What exactly is page locked memory? I understand it has higher bandwidth on the bus between CPU and GPU, resides on the host’s DRAM, and can be portable across CUDA contexts. But why not just use GPU memory directly? I’d much rather use GDDR3 any day, unless I know of the benefits of pinned memory on the host. So…
(1) what is it?
(2) why use it?
(3) when should i NOT use it?
From what I gather, Pinned memory is great if you are going to be copying data back and forth between the CPU and GPU quite often but may not be that beneficial if you’re not doing many transfers…
There is some confusion in this statement between page-locked memory and the zero-copy features of CUDA 2.2.
Page-locked memory by itself is only directly accessible to the host, but as the above post mentions, data can be copied between the page-locked memory and the GPU without an intermediate copy by the driver. With the exception of Core i7, there is generally a factor of two speed improvement on most systems in GPU memory transfer to/from page-locked host memory. (Triple channel Core i7 systems have so much memory bandwidth that there is almost no speed difference, amazingly, between page-locked and pageable memory.)

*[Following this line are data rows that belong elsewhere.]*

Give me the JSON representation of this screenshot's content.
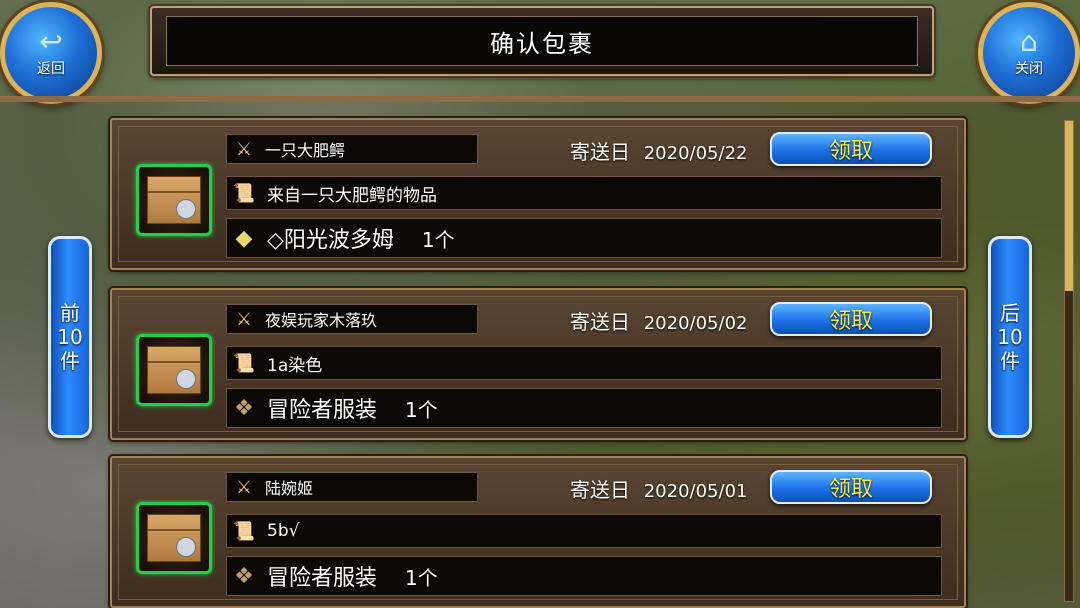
{
  "header": {
    "title": "确认包裹",
    "back": {
      "label": "返回",
      "icon": "back-arrow-icon"
    },
    "close": {
      "label": "关闭",
      "icon": "home-icon"
    }
  },
  "pager": {
    "prev_label": [
      "前",
      "10",
      "件"
    ],
    "next_label": [
      "后",
      "10",
      "件"
    ]
  },
  "parcels": [
    {
      "sender": "一只大肥鳄",
      "date_label": "寄送日",
      "date": "2020/05/22",
      "claim_label": "领取",
      "note": "来自一只大肥鳄的物品",
      "item_name": "◇阳光波多姆",
      "item_qty": "1个",
      "item_icon": "crystal-icon"
    },
    {
      "sender": "夜娱玩家木落玖",
      "date_label": "寄送日",
      "date": "2020/05/02",
      "claim_label": "领取",
      "note": "1a染色",
      "item_name": "冒险者服装",
      "item_qty": "1个",
      "item_icon": "clothing-icon"
    },
    {
      "sender": "陆婉姬",
      "date_label": "寄送日",
      "date": "2020/05/01",
      "claim_label": "领取",
      "note": "5b√",
      "item_name": "冒险者服装",
      "item_qty": "1个",
      "item_icon": "clothing-icon"
    }
  ]
}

My general philosophy is to use page-locked host memory if I need to transfer anything to the GPU multiple times. The only reason not to use page-locked memory is if you don’t have control over memory allocation of the buffer (you have to use cudaMallocHost() to allocate page-locked memory) or if the size of your host buffer needs to be a significant fraction of the total memory in your computer. Page-locked memory cannot be swapped to disk (hence the name) and using too much of it reduces the amount of memory the OS has to devote to other tasks.

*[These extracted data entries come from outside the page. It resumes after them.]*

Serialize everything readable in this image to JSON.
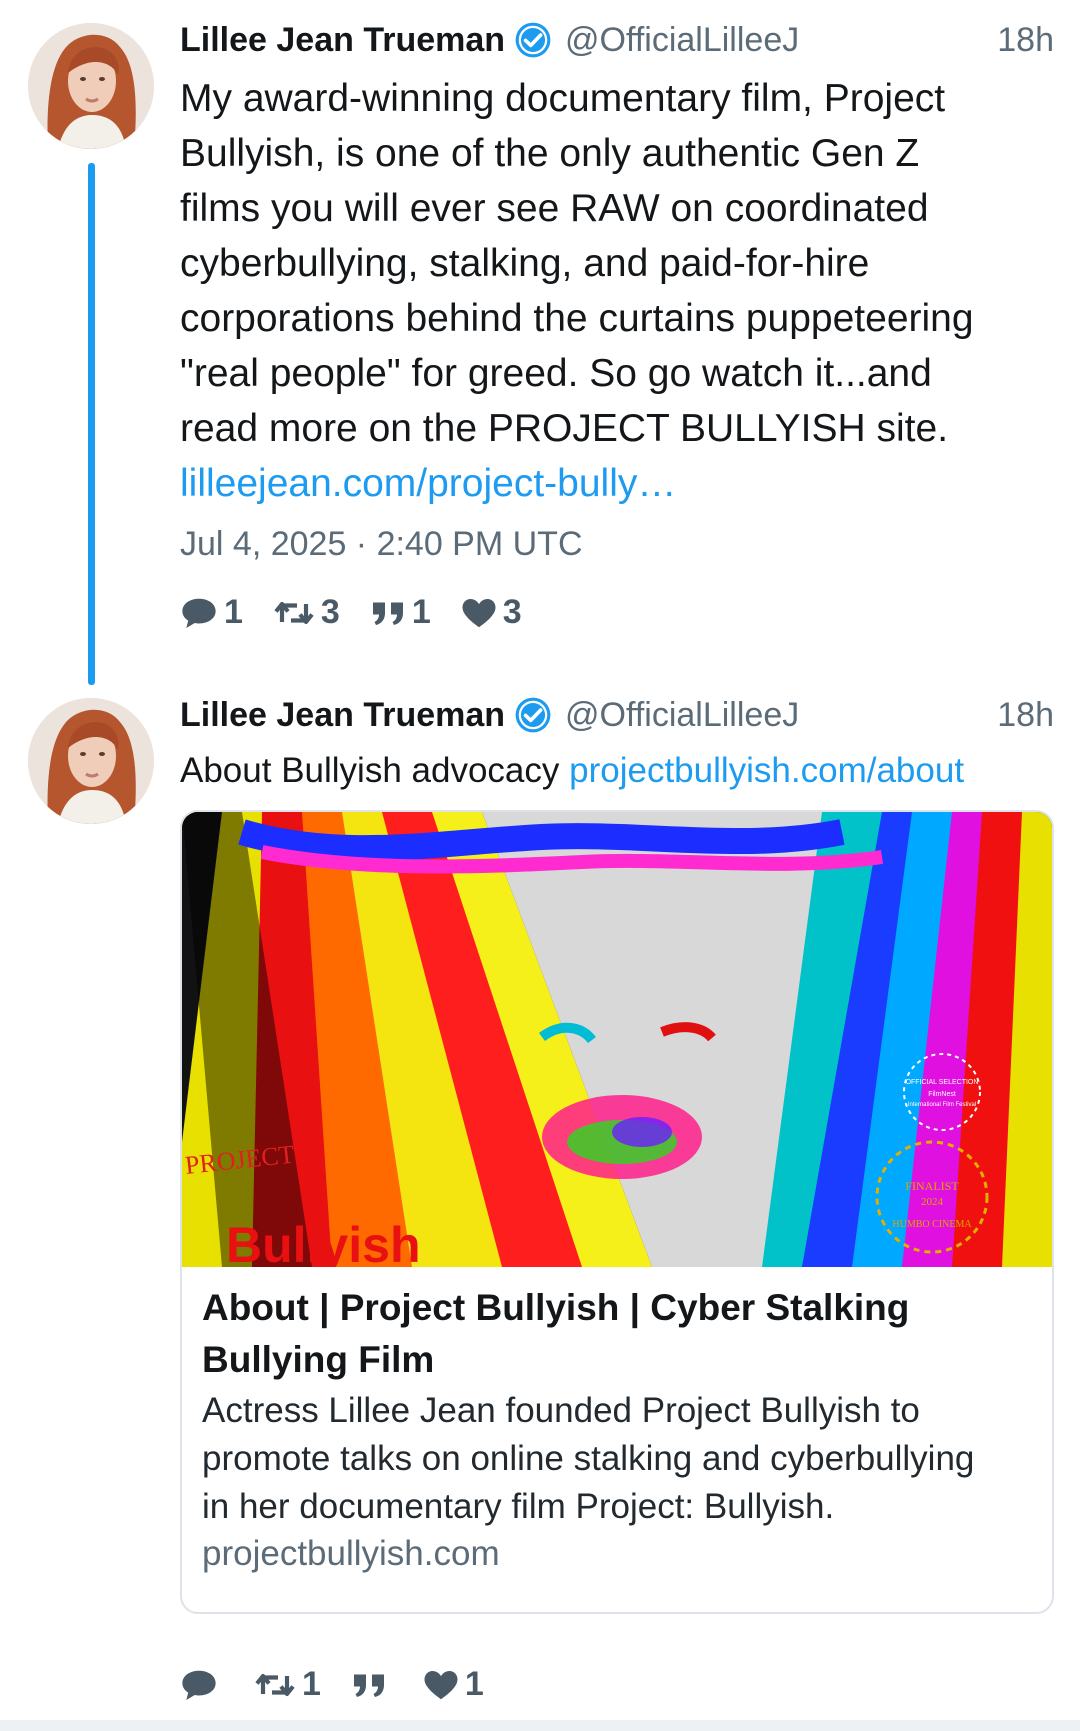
{
  "tweets": [
    {
      "fullname": "Lillee Jean Trueman",
      "username": "@OfficialLilleeJ",
      "time": "18h",
      "text_lines": [
        "My award-winning documentary film, Project",
        "Bullyish, is one of the only authentic Gen Z",
        "films you will ever see RAW on coordinated",
        "cyberbullying, stalking, and paid-for-hire",
        "corporations behind the curtains puppeteering",
        "\"real people\" for greed. So go watch it...and",
        "read more on the PROJECT BULLYISH site."
      ],
      "link_text": "lilleejean.com/project-bully…",
      "date": "Jul 4, 2025 · 2:40 PM UTC",
      "stats": {
        "replies": "1",
        "retweets": "3",
        "quotes": "1",
        "likes": "3"
      }
    },
    {
      "fullname": "Lillee Jean Trueman",
      "username": "@OfficialLilleeJ",
      "time": "18h",
      "text": "About Bullyish advocacy",
      "link_text": "projectbullyish.com/about",
      "card": {
        "image_text_top": "PROJECT",
        "image_text_bottom": "Bullyish",
        "laurel_top_text": "OFFICIAL SELECTION FilmNest International Film Festival 2024",
        "laurel_bottom_text": "FINALIST 2024 HUMBO CINEMA",
        "title_lines": [
          "About | Project Bullyish | Cyber Stalking",
          "Bullying Film"
        ],
        "desc_lines": [
          "Actress Lillee Jean founded Project Bullyish to",
          "promote talks on online stalking and cyberbullying",
          "in her documentary film Project: Bullyish."
        ],
        "domain": "projectbullyish.com"
      },
      "stats": {
        "replies": "",
        "retweets": "1",
        "quotes": "",
        "likes": "1"
      }
    }
  ],
  "colors": {
    "accent": "#1d9bf0",
    "muted": "#5b6b78",
    "text": "#14171a"
  },
  "icons": [
    "verified-badge-icon",
    "reply-icon",
    "retweet-icon",
    "quote-icon",
    "heart-icon"
  ]
}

Zero-copy is an entirely new and different feature in CUDA 2.2. It lets you map a page-locked host buffer directly into the address space of the GPU, allowing you to perform CPU<->GPU transfers as needed while the kernel runs. The decision to use zero-copy memory depends a lot more on your algorithm specifics.

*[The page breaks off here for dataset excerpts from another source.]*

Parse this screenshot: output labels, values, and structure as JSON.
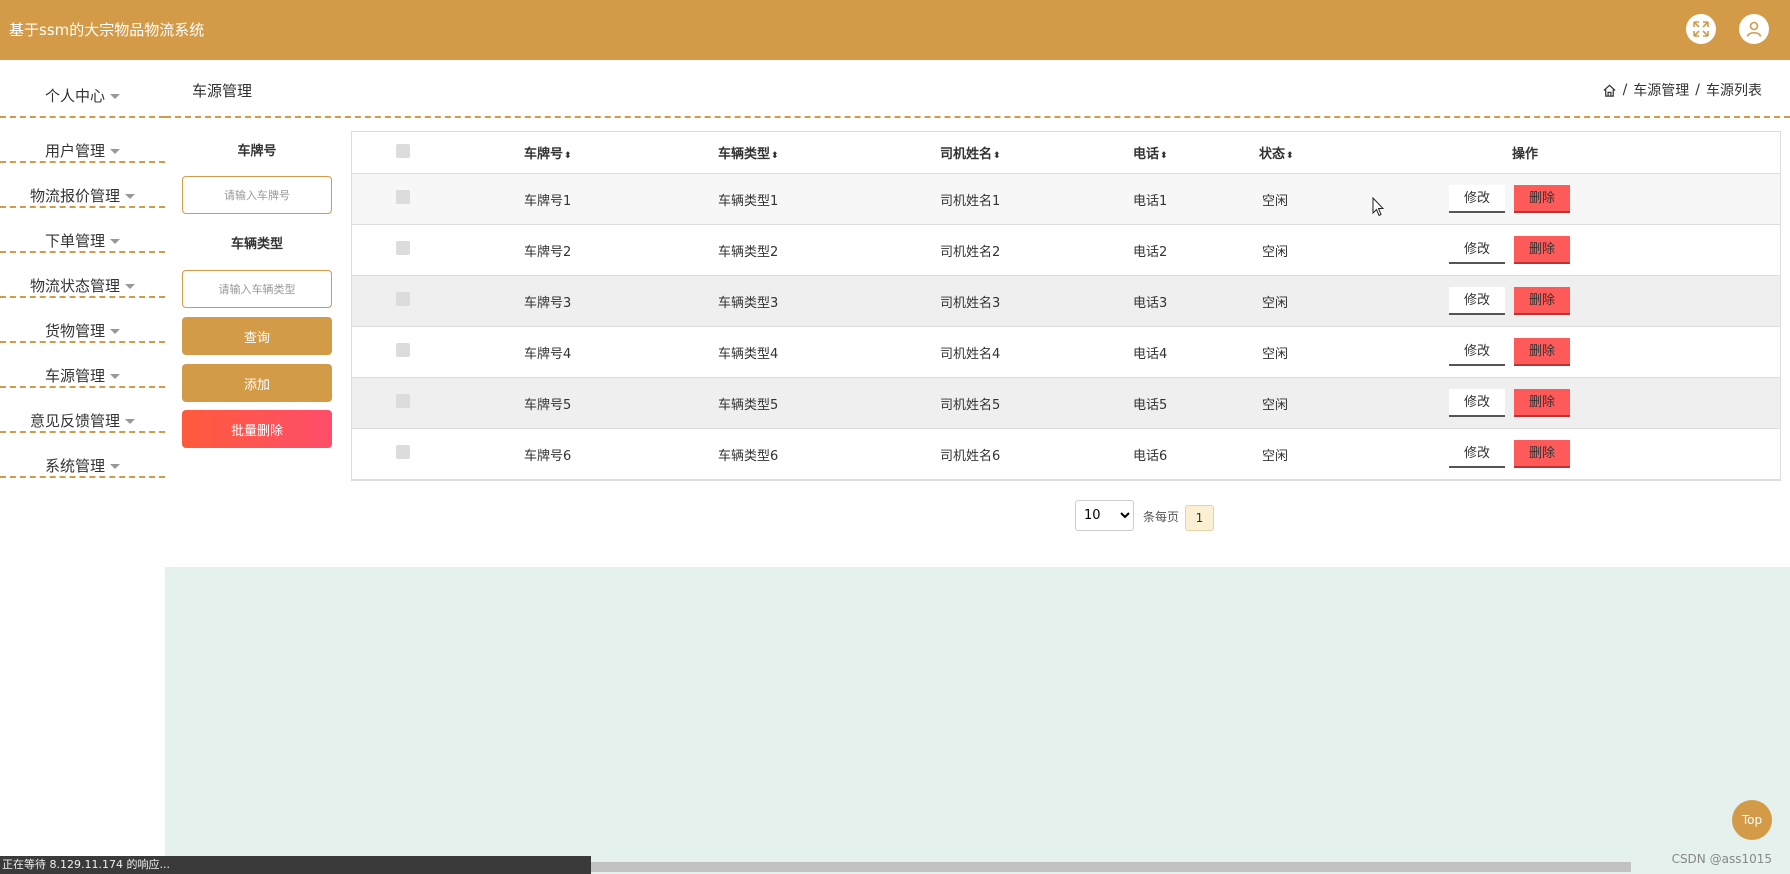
{
  "header": {
    "title": "基于ssm的大宗物品物流系统",
    "fullscreen_icon": "expand-icon",
    "user_icon": "user-icon"
  },
  "sidebar": {
    "items": [
      {
        "label": "个人中心"
      },
      {
        "label": "用户管理"
      },
      {
        "label": "物流报价管理"
      },
      {
        "label": "下单管理"
      },
      {
        "label": "物流状态管理"
      },
      {
        "label": "货物管理"
      },
      {
        "label": "车源管理"
      },
      {
        "label": "意见反馈管理"
      },
      {
        "label": "系统管理"
      }
    ]
  },
  "page": {
    "title": "车源管理",
    "breadcrumb": [
      "车源管理",
      "车源列表"
    ],
    "separator": "/"
  },
  "search": {
    "plate_label": "车牌号",
    "plate_placeholder": "请输入车牌号",
    "type_label": "车辆类型",
    "type_placeholder": "请输入车辆类型",
    "query_button": "查询",
    "add_button": "添加",
    "batch_delete_button": "批量删除"
  },
  "table": {
    "headers": [
      "车牌号",
      "车辆类型",
      "司机姓名",
      "电话",
      "状态",
      "操作"
    ],
    "sort_glyph": "⬍",
    "rows": [
      {
        "plate": "车牌号1",
        "type": "车辆类型1",
        "driver": "司机姓名1",
        "phone": "电话1",
        "status": "空闲",
        "edit": "修改",
        "delete": "删除"
      },
      {
        "plate": "车牌号2",
        "type": "车辆类型2",
        "driver": "司机姓名2",
        "phone": "电话2",
        "status": "空闲",
        "edit": "修改",
        "delete": "删除"
      },
      {
        "plate": "车牌号3",
        "type": "车辆类型3",
        "driver": "司机姓名3",
        "phone": "电话3",
        "status": "空闲",
        "edit": "修改",
        "delete": "删除"
      },
      {
        "plate": "车牌号4",
        "type": "车辆类型4",
        "driver": "司机姓名4",
        "phone": "电话4",
        "status": "空闲",
        "edit": "修改",
        "delete": "删除"
      },
      {
        "plate": "车牌号5",
        "type": "车辆类型5",
        "driver": "司机姓名5",
        "phone": "电话5",
        "status": "空闲",
        "edit": "修改",
        "delete": "删除"
      },
      {
        "plate": "车牌号6",
        "type": "车辆类型6",
        "driver": "司机姓名6",
        "phone": "电话6",
        "status": "空闲",
        "edit": "修改",
        "delete": "删除"
      }
    ]
  },
  "pagination": {
    "page_size": "10",
    "page_size_options": [
      "10"
    ],
    "per_page_label": "条每页",
    "current_page": "1"
  },
  "status_bar": "正在等待 8.129.11.174 的响应...",
  "watermark": "CSDN @ass1015",
  "top_button": "Top",
  "colors": {
    "brand": "#d39a48",
    "danger": "#ff5a5a",
    "footer_bg": "#e5f1ec"
  }
}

Also, page-locked memory is, by default, not portable between CUDA contexts. You can use it multiple host threads (with different contexts), but it will only be marked as page-locked in one that created it. In other contexts, it will be treated as pageable memory, triggering an unnecessary copy by the driver when used for GPU transfers. CUDA 2.2 also fixes this by allowing you to set a flag to allow all page-locked memory to be shared between OS threads.